Monday 25 March 2013

Time to wise up to Freemium

The recent case of a £1,700 Zombies vs Ninja bill should be a wake-up call for how ruthlessly children are being used as cash cows.

“That will be £699.99, please.”

For all the criticisms I have of Apple, one of the things they got right was the App store. They weren’t first people to use this model (Linux distros had already used this approach for years), but they did pioneer mainstream adoption. This has brought a lot of benefits: software installed through repositories such as App Stores easily remains up to date, you don’t have to search on the internet to find the program you’re after (and therefore little danger of accidentally installing a spiked program masquerading as the one you’re after), and it’s easy to remove anything you don’t like (as opposed to hoping the program came with a working uninstall mechanism). It’s also opened up the market on paid apps beyond the big players, and pushed down prices; no more will we be forking out £29.99 for very basic games. On the whole this has been a major step forwards.

Not everything about it has been welcomed. There are quite a few iffy questions about Apple and Windows 8’s over-zealous vetting policies, which I’ve discussed before. But lately I’ve seen a new breed of programs coming to App stores which I think needs questioning. These are known as “Freemium”, and these apps, usually games, are free to download. But if you want to advance in the game, you have to pay real money to receive in-game power-ups. Let’s make this clear: it is nothing like the old model of a free demo version or a paid full-version – they make their money from customers who pay for upgrades again, and again, and again. Freemium advocates might argue that if you want to be a football champion, you have to spend money on a decent kit and training, but I don’t agree. This is cyber-land, where “training” and “kit” is merely changing a few ones and zeros in your favour, and unlike real training and kit this costs nothing to make. I would rather liken this to an owner of a cricket pitch charging you extra for bowling overarm.

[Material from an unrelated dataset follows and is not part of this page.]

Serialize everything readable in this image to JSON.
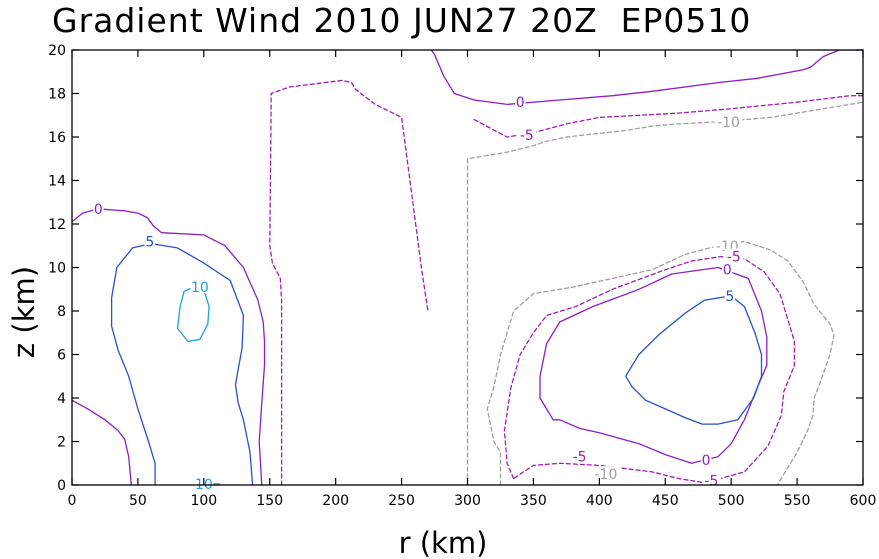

To be fair to the Freemium companies, this isn’t entirely a new thing. The practice of gamers paying real money to better themselves in imaginary games has been going on for years without their help. For many years, people have willingly paid real money for virtual gold in games such as Warcraft on a virtual black market, in spite of the game owners trying their best to stop it. There are other also practices taken to such a ridiculous extent that a Chinese player even ending up killing someone for real over sale of an online sword. It was perhaps inevitable that someone would realise that there was a whole market for paying real money to win an imaginary game. I want nothing to do with this – this seems to me like buying a gold medal and thinking this makes you an Olympic champion – but is it really my business? No-one’s being forced to pay for this, so why force someone not to pay?

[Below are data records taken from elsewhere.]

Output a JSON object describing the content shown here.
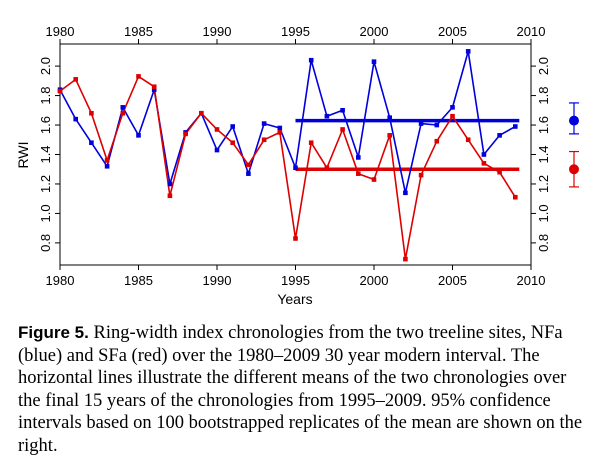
{
  "chart_data": {
    "type": "line",
    "xlabel": "Years",
    "ylabel": "RWI",
    "xlim": [
      1980,
      2010
    ],
    "ylim": [
      0.65,
      2.15
    ],
    "x_ticks": [
      "1980",
      "1985",
      "1990",
      "1995",
      "2000",
      "2005",
      "2010"
    ],
    "y_ticks": [
      "0.8",
      "1.0",
      "1.2",
      "1.4",
      "1.6",
      "1.8",
      "2.0"
    ],
    "x": [
      1980,
      1981,
      1982,
      1983,
      1984,
      1985,
      1986,
      1987,
      1988,
      1989,
      1990,
      1991,
      1992,
      1993,
      1994,
      1995,
      1996,
      1997,
      1998,
      1999,
      2000,
      2001,
      2002,
      2003,
      2004,
      2005,
      2006,
      2007,
      2008,
      2009
    ],
    "series": [
      {
        "name": "NFa",
        "color": "#0000dd",
        "values": [
          1.84,
          1.64,
          1.48,
          1.32,
          1.72,
          1.53,
          1.84,
          1.2,
          1.55,
          1.68,
          1.43,
          1.59,
          1.27,
          1.61,
          1.58,
          1.31,
          2.04,
          1.66,
          1.7,
          1.38,
          2.03,
          1.65,
          1.14,
          1.61,
          1.6,
          1.72,
          2.1,
          1.4,
          1.53,
          1.59
        ],
        "mean": {
          "from": 1995,
          "to": 2009,
          "value": 1.63
        },
        "ci": [
          1.54,
          1.75
        ]
      },
      {
        "name": "SFa",
        "color": "#dd0000",
        "values": [
          1.83,
          1.91,
          1.68,
          1.36,
          1.68,
          1.93,
          1.86,
          1.12,
          1.54,
          1.68,
          1.57,
          1.48,
          1.33,
          1.5,
          1.55,
          0.83,
          1.48,
          1.31,
          1.57,
          1.27,
          1.23,
          1.53,
          0.69,
          1.26,
          1.49,
          1.66,
          1.5,
          1.34,
          1.28,
          1.11
        ],
        "mean": {
          "from": 1995,
          "to": 2009,
          "value": 1.3
        },
        "ci": [
          1.18,
          1.42
        ]
      }
    ]
  },
  "caption": {
    "label": "Figure 5.",
    "text": "Ring-width index chronologies from the two treeline sites, NFa (blue) and SFa (red) over the 1980–2009 30 year modern interval. The horizontal lines illustrate the different means of the two chronologies over the final 15 years of the chronologies from 1995–2009. 95% confidence intervals based on 100 bootstrapped replicates of the mean are shown on the right."
  }
}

Good question. I have frequently berated Microsoft and Apple for depriving their customers of freedom of choice, especially in their app markets. I have never accepted the argument that customers need protecting from apps deemed to be inferior quality to the alternatives, so it’s not easy to suddenly claim we need to protect customers from unethical methods of payment. Surely we can decide for ourselves if we’re all adults?

The problem is, we’re not all adults. I’ve noticed that Freemium games are increasingly being aimed at children – and young ones at that. Young children, with no concept of financial responsibility, are the easiest targets for tat whose retail price vastly outweighs the design and production cost. Ruthless marketing pre-dates apps - remember the controversy over Pokémon Red and Pokémon Blue? - but it also predates computer games completely. My Little Pony didn't need computers to churn out endless ranges of new ponies, and woe betide any parent who says no. The reason I am picking on My Little Pony is that this greed has blatantly gone straight into their latest app, where you have to pay as much as £35 to unlock new virtual poniesSmurf’s Village has also come under heavy criticism for racking up large bills, and recently a 5-year-old child racked up a £1,700 bill with the blatantly child-aimed Zombies vs Ninja. Not all Freemium games are aimed at children, but increasingly it’s the kiddie games that are behaving the worst.

The predictable response is to scorn parents for not having control of their children. I think that’s a poor excuse, no better than a supermarket blaming parents for tantrums over sweets they deliberately placed at the checkout. With the shameless targeting of children combined with the extortionate amounts Freemium games try to bleed off customers, and the fact that the contracts used mobile operators make it difficult to keep track of that you’re spending, we’ve got a very serious problem on our hands. Probably the most unkind but telling analogy I’ve heard is the business model of the cocaine dealer: the first hit is always free.

I don’t want Freemium banned. Like other consumer products pushed at children, creating new rules rarely solves the problem – they are too easy to get round. There is a case for pressing Apple and Google to be clearer about in-game purchases – as it stands, some iPad apps mention this as an optional courtesy, and one must consider Apple’s priorities when you consider how restrictive their vetting procedure is. What we do need is for the public to rise up as one and stop appeasing these tactics. With many freemium apps costing five times what you'd have paid for something similar in a shop, it's only a matter of time before people start wising up. And this may happen sooner than you think, because the mood is already turning ugly.